Im U4 geigten nicht nur die Goldfische, sondern auch Falco oder Prince auf, Conny hatte den direkten Draht zu den Künstlern. Zu Falco entwickelte sich ein sehr freundschaftliches Verhältnis, „schlimm die Zeit für Hans, als er erfuhr, nicht der Vater seiner Tochter zu sein“.

 

Ob David Bowie, Herbert Grönemeyer oder Fats Domino, fast alle internationalen Stars, die Wien heimsuchten, verließen sich auf den persönlichen Schutz von Conny, der die Promis auch von A nach B mit seinem Auto chauffierte, egal zu welcher Tageszeit. Ganz praktisch waren da sein Faible für Oldtimer und die Tatsache, dass er weder rauchte noch Alkohol trank. Naomi Campbell wollte plötzlich nach Salzburg gefahren werden, bitteschön, kein Problem, aber nur mit anschließendem Erinnerungsfoto, „No Problem“. Zu jedem seiner Schützlinge kann er eine kleine Anekdote erzählen.

 

Die Türe des berühmtesten Clubs von Österreich kann auch gefährlich werden. Ein vollkommen Wahnsinniger verkraftete die Tatsache nicht, dass ihm, nach langem Schlange stehen, der Eingang ins U4 verwehrt wurde. Anstatt ein anderes Lokal aufzusuchen, fuhr er nach Hause, holte eine Hacke und knallte sie Conny auf den Kopf. Zum Glück waren die Verletzungen nicht so schlimm, Conny überlebte, der abgewiesene Gast wurde hinter schwedische Gardinen gesteckt. Ob er dort noch Lust auf Abtanzen bekam, ist nicht überliefert.

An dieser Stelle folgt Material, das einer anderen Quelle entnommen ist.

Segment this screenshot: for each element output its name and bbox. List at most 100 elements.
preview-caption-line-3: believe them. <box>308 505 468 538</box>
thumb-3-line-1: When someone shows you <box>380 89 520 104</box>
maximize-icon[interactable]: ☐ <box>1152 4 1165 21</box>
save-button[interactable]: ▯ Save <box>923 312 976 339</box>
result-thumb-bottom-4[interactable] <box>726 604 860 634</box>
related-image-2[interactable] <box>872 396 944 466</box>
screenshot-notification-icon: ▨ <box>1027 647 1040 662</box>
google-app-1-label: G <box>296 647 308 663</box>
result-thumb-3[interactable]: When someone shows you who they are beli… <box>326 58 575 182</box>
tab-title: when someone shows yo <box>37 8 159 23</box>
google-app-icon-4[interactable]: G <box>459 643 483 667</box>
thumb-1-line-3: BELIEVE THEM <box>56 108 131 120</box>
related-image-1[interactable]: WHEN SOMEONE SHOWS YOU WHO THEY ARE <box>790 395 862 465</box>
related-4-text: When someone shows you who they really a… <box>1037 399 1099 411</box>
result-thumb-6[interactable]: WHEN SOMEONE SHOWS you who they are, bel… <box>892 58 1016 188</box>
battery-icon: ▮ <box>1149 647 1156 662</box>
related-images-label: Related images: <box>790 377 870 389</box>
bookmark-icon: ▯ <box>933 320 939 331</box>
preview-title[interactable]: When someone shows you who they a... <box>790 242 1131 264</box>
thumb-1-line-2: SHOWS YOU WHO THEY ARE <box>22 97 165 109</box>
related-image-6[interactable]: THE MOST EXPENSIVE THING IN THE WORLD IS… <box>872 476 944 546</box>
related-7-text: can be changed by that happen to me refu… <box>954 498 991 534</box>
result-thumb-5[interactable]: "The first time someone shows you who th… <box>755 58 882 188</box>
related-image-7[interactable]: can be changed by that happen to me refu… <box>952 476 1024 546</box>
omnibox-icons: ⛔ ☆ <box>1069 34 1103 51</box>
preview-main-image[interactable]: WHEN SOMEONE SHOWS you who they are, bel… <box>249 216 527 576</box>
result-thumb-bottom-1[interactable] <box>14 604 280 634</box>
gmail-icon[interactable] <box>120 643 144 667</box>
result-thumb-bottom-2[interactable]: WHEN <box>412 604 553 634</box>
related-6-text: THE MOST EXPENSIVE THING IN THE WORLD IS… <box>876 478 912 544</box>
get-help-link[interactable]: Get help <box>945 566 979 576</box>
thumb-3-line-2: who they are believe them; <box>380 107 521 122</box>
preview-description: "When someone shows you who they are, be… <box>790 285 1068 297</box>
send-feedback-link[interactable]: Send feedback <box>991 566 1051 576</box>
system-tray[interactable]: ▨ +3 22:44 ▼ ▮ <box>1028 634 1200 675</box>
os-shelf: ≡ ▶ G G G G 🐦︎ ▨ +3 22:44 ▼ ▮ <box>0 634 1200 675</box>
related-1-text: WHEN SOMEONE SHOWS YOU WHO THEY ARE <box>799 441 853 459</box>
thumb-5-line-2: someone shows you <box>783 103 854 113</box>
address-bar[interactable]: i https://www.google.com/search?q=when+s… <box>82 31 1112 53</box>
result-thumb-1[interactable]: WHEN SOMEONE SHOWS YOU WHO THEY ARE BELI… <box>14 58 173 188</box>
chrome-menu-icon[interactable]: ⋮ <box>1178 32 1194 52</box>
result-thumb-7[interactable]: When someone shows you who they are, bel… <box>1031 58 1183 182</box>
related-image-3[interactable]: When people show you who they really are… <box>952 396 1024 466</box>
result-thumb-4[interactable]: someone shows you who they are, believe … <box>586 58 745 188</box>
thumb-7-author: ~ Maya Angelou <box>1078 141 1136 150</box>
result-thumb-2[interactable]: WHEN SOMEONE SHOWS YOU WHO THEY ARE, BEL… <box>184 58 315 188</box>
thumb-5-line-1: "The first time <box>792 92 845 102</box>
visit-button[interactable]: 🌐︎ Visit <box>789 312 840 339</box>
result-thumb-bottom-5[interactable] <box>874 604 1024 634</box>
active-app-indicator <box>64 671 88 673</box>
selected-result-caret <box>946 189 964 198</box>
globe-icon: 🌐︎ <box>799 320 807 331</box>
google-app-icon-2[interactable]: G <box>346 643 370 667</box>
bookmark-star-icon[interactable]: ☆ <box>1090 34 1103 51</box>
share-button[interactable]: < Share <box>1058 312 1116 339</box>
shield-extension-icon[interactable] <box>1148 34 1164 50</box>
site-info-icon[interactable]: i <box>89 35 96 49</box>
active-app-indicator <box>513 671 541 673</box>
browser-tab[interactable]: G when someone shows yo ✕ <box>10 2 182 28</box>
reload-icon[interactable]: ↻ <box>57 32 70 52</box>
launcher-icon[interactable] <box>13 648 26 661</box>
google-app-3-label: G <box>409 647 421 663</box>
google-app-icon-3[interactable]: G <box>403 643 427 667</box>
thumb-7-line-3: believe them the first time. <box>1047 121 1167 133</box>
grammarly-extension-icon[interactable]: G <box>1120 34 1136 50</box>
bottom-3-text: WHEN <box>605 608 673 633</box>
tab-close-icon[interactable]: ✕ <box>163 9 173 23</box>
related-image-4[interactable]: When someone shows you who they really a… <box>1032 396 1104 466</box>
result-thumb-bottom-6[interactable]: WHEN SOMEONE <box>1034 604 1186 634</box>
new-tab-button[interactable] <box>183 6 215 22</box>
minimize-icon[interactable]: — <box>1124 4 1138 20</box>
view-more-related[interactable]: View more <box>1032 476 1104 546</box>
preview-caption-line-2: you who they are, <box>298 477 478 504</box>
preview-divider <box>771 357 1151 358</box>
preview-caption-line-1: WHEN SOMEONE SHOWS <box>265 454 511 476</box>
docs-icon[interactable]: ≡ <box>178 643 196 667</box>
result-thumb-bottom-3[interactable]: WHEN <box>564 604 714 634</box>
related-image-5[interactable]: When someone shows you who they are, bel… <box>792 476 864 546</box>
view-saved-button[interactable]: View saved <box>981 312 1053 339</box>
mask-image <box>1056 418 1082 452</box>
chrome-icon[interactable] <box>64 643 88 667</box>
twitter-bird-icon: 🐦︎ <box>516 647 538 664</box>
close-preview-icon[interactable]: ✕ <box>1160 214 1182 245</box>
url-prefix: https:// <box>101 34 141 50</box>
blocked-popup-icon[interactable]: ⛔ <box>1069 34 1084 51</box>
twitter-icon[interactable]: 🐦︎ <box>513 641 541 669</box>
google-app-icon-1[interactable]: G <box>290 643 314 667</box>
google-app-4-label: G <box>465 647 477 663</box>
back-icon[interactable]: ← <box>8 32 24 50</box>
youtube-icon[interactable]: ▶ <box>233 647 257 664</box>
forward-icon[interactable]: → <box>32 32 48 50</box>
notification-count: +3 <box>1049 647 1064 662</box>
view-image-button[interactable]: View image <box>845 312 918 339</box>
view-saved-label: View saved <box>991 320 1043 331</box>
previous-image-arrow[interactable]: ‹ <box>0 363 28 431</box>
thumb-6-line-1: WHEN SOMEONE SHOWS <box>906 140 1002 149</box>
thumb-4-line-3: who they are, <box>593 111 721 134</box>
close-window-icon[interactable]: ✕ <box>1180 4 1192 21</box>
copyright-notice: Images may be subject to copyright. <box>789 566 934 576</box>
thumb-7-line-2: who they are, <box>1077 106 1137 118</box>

Eines Morgens, gegen 03:00 Uhr, rief ihn ein gewisser Mr. Depp im U4 an, er wolle in Wien eine Ausstellung besuchen und fragte Conny, ob er nicht Lust hat, ihn am nächsten Tag vom Flughafen abzuholen und durch Wien zu chauffieren. Es handelte sich um Johnny Depp, und natürlich hatte er Lust, aber keine Zeit. Götz Kauffmann stand am Terminkalender, und vor allem war ihm der Anruf nicht ganz geheuer. Doch er nahm sich dann doch Zeit, fuhr zum Flughafen und tatsächlich, Johnny Depp war gelandet, wie schön. Götz Kauffmann hatte zufällig angerufen, um den Termin zu canceln.

 

Die Liste der Schauspieler und Musiker, die er schon fotografierte, ist lange, sehr lange, und erst einmal war er kurz böse auf einen Star, Iggy Pop spuckte ihm bei seinem Auftritt auf die Linse.
Heute genießt Conny mehr denn je seine freie Zeit am Neufeldersee im Burgenland, die Sucht nach Promis ist etwas verblasst. Er geht nicht mehr zu jedem Termin mit mehr oder weniger wichtigen Menschen und zückt auch mal die Kamera in seinem Domizil, wenn die Sonne sich rot-orange färbt und sich anschickt, die andere Hälfte der Erde zu erhellen.